Authors introduce general framework to estimate the advantage fct in a exponentially-weighted fashion similar to TD(lambda). They treat the discount factor as a variance reduction parameter at the cost of introducing some bias. Their advantage estimator significantly improves sample efficiency in combination with trust region methods. Show SOTA performance on MuJoCo.
RL problem is not too far away from supervised learning. Here the authors apply intuition from classical bias + variance decomposition and regularization. Also the discount factor has many different interpretations. E.g. as survival rate - think about Economics context.
-
Intuition: Variance of grad estimator scales badly with time horizon - effect of action confounded with effects of past and future actions. Here: introduce little bias to significantly reduce variance for sample efficiency.
-
View discount not as part of optimization problem - return. But as part of value function estimation - role of variance reduction.
- Reduce variance induced by future rewards at cost of introducing bias.
-
gamma-just advantage estimator: No additional bias when estimating discounted advantage
- Sufficient condition: decomposition in difference of two terms a. estimator of gamma-discounted state-action value b. arbitrary baseline function
-
Advantage function estimation: k-step estimator.

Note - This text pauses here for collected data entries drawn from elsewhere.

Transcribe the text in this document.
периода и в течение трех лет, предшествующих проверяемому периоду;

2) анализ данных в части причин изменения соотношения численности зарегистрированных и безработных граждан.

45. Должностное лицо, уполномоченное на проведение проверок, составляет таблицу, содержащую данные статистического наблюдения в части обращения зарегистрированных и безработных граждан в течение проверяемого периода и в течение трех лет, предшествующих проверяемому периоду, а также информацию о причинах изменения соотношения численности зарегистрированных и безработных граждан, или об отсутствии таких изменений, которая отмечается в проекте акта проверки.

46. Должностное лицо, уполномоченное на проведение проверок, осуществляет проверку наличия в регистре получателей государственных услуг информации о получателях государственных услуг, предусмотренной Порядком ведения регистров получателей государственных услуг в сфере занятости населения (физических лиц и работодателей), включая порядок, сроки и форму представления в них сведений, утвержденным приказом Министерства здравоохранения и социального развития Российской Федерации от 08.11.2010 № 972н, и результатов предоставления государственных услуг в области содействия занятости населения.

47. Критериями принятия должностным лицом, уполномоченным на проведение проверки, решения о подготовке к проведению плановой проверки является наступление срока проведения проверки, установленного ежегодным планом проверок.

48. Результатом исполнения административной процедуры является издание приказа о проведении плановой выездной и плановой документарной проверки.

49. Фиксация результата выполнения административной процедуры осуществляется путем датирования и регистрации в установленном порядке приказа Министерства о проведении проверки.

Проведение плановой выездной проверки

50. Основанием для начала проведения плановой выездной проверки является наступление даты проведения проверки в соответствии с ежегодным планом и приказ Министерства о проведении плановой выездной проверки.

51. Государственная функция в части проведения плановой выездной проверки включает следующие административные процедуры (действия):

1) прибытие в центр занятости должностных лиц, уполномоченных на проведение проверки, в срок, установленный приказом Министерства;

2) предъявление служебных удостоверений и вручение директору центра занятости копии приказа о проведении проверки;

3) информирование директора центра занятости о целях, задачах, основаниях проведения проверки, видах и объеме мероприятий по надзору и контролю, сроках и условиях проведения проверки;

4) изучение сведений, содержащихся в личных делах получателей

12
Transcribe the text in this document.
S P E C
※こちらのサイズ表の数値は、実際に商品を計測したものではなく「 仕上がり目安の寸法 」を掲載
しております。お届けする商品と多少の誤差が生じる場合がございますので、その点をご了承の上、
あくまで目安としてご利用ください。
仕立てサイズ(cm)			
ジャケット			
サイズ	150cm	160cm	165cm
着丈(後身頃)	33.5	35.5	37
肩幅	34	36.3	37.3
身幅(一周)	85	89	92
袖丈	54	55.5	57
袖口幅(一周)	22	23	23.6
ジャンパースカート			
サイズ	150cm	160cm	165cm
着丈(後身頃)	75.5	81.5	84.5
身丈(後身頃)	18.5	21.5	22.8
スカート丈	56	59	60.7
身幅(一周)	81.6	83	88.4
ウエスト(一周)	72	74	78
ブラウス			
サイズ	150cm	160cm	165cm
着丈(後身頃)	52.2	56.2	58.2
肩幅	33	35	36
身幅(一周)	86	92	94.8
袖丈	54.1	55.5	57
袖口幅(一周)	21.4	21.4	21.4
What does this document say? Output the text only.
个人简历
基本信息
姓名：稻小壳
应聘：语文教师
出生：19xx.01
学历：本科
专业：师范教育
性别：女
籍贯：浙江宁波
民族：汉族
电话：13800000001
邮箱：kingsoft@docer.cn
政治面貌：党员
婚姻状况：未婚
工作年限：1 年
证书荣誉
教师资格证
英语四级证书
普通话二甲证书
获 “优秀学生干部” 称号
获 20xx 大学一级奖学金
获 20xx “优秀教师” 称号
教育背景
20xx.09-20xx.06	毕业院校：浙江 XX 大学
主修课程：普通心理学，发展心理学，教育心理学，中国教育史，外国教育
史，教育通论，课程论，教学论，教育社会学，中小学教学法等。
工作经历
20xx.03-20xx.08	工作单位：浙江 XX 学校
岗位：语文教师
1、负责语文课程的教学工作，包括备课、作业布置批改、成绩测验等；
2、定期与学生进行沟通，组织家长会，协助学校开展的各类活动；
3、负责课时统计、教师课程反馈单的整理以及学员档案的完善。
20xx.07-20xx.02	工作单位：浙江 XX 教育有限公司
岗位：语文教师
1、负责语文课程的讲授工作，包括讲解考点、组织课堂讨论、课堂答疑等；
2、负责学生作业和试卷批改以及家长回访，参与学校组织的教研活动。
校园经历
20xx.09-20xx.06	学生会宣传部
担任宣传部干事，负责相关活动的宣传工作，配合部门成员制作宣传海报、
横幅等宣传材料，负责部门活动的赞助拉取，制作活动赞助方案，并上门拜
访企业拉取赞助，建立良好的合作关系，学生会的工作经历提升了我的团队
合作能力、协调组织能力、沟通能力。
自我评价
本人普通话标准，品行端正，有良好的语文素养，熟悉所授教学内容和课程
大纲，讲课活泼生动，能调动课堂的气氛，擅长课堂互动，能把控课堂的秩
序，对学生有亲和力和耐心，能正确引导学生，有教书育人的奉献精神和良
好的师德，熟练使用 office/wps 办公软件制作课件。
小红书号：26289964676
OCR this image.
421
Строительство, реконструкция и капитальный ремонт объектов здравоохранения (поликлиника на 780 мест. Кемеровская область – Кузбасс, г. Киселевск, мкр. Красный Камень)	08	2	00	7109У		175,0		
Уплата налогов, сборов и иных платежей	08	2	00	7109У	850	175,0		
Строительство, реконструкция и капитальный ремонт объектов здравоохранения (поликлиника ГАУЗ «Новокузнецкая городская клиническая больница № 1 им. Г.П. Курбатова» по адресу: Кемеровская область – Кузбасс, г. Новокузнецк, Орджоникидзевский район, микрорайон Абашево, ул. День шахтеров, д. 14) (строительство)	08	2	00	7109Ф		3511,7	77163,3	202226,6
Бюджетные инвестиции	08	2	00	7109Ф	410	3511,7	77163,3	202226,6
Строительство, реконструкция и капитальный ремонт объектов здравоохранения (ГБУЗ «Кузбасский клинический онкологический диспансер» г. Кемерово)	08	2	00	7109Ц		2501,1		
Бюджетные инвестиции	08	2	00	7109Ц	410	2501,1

- Bias smaller as k to infinity - heavier discount of remaining estimator + baseline does not affect the bias
- GAE: Exponentially-weighted average of k-step estimators
- Connection to TD(lambda) - TD is estimator of value while here advantage
-
Two corner cases:
- lambda = 0: high bias, low variance
- lambda = 1: low bias, high variance
- role of gamma: determines scale of value function which is independent of lambda
-
Reward shaping intuition: lambda as additional discount applied after performing reward shaping transformation
- Shaping leaves policy gradient unchanged
- Specific reshaping with value fct + gamma*lambda reward discount gives GAE
- Derive GAE in terms of response function - advantage across timesteps
- Interpretation: Reshape rewards with V to shrink temporal extend of response fct and introduce steeper discount to cut off noise from long delays
-
Experiments:
- Use trust region and conjugate gradient approach for both value fct and policy
- Give details on how they come up with Hessian approx/Fisher info matrix
- First update the policy and then the value function to avoid additional bias from overfitting of value fct
- MuJoCo locomotion tasks - Optimal ranges: lambda [0.92, 0.98] and gamma [0.96, 0.99]
- Distal reward problem Hull (1943) - read up on!
- Try out scheme of different lambda, gamma per stage of learning? Curriculum discount ;)